People often overlook critical steps when they are doing their estate planning. And those financial advisors who can help them identify those steps are not only going to earn potential clients, but might even gain themselves the trust of attorneys—and thus referral sources—in the process.

There are steps you can take that simplify an estate plan, for instance, maybe by simply cutting down the number of vehicles. (Have you ever met a client who said, “Please, I would like more trusts?”) Other steps may save clients income taxes, or protect their assets. No client ever wants their hard-earned wealth lost when their child divorces, for instance, and would likely be interested in trust vehicles that prevent that from happening.

Once you’ve discovered the opportunities, you must involve your client’s estate planning attorneys. That allows you to provide them with more work, and perhaps convert them into referral sources!

Identifying The Opportunities
To identify those opportunities, you should have the entire picture of your clients’ finances, including a balance sheet of each “bucket” of their resources: their personal assets (for example, the assets in the name of each spouse), their trust assets (the assets in the name of each trust), the qualified plan assets, etc. Most important, you talk with them regularly. Most estate planners can’t get their clients into the office even once every few years. 

To find things the clients themselves have overlooked, you can of course simply read all their documents, but technology has come a long way, and there is now AI assisted software, such as FP Alpha, that gives you a simple, low-cost way to jump-start the planning process and allows you to bring together a summary of every trust and distribution plan. Doing it this way also lets you explain the various scenarios to the clients visually, which expands your ability to help them.

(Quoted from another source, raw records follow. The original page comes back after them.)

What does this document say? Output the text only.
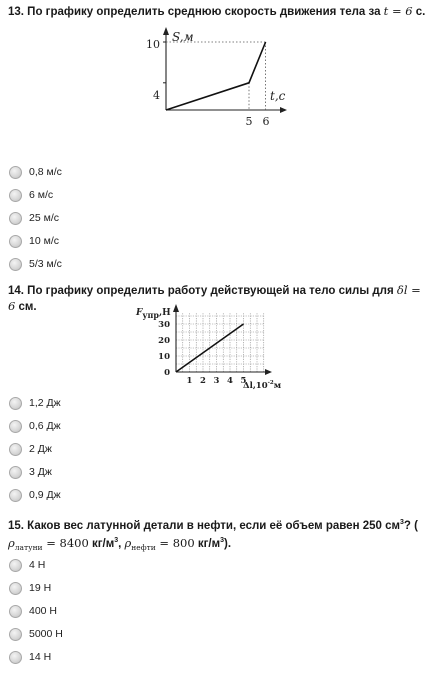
13. По графику определить среднюю скорость движения тела за t = 6 с.
S,м
t,с
10
4
5 6
0,8 м/с
6 м/с
25 м/с
10 м/с
5/3 м/с
14. По графику определить работу действующей на тело силы для δl = 6 см.	Fупр,Н
$\Delta l,10^{-2}м$
30
20
10
0
1 2 3 4 5
1,2 Дж
0,6 Дж
2 Дж
3 Дж
0,9 Дж
15. Каков вес латунной детали в нефти, если её объем равен 250 $см^3$? (
$\rho_{латуни} = 8400$ $кг/м^3$, $\rho_{нефти} = 800$ $кг/м^3$).
4 Н
19 Н
400 Н
5000 Н
14 Н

Once you’ve let clients know that there are several things they could do to improve their estate plan, you’ll likely want to start discussing specific planning techniques that might help them achieve their goals. Here are a few common ones ripe for discussion:

Spousal Lifetime Access Trusts
A spousal lifetime access trust, or SLAT, is an irrevocable trust. Current law allows spouses to pass assets to each other tax-free (up to $12.06 million in 2022). But sometimes a grantor wants to transfer part of that exclusion into a SLAT to provide for his or her spouse and descendants; meanwhile, the SLAT keeps assets out of the donor’s estate. The unique feature of this trust is that it authorizes the trustee to make distributions to the grantor’s spouse, while also allowing the grantor to name children or other heirs as beneficiaries. SLATs have been a very popular planning tool since 2012 and especially from 2020 to 2021 when there were fears of significant change in estate tax rules. Many couples use these trusts to protect assets from lawsuits (for example, when the grantors are physicians).

However, the trusts also have some potential drawbacks. One approach to using them is to make  the husband a beneficiary of the wife’s trust and vice versa. While both are still alive and married, the couple might benefit from all of the assets transferred into these trusts, even though those assets hopefully remain outside their estates. But if one spouse dies prematurely, the other may be cut off from access to the assets in the trust they created for the now deceased spouse. 

That loss of access on the first spouse’s death, as well as the restrictions the SLATs contain on distributions, means a financial advisor might want to recommend that one or both of the spouses buy life insurance to fill the gap—and perhaps also disability and long-term-care insurance if the amount of assets held in the trusts are large enough (coverages the couple may not have otherwise wanted without the SLAT).

All this speaks to the necessity of reassessing a couple’s insurance needs as they pursue their estate plan. If you can fill in the gaps, or even if you can show when that isn’t necessary, you can help protect the attorney who created the plan if there’s financial trouble later. The attorney should review the SLATs to see if they can hold life insurance, and modifications might need to be made if they can’t.

Credit Shelter Trusts
While one trust could be a boon to your clients, another type of trust might have become a burden.

Credit shelter trusts are also sometimes called bypass trusts, since they bypass the surviving spouse’s estate. Though your clients might still have them, they are in many ways no longer advantageous: They used to be more common when the estate tax exemptions were much lower and thus the threat of paying higher estate taxes loomed larger. They were also more popular at a time when portability didn’t exist (in other words, before widows could use their deceased spouses’ estate tax exemption). The objective of the credit shelter trust back then was to let the surviving spouse benefit from assets when the first spouse died, but to keep those assets out of his or her estate.

But the past goals of the trust are increasingly irrelevant. Now the federal estate tax exemptions are much larger (they’re at more than $12 million, and they will still be $6 million if the current allowance sunsets on schedule in 2026). Thus, many clients who still have credit shelter trusts don’t really end up avoiding any estate taxes with them. What they do get, however, is costs incurred every year to administer the trusts and to file the trust income tax returns—and all for assets that won’t get a step-up in income tax basis when the surviving spouse dies. That could lead to a significant income tax cost.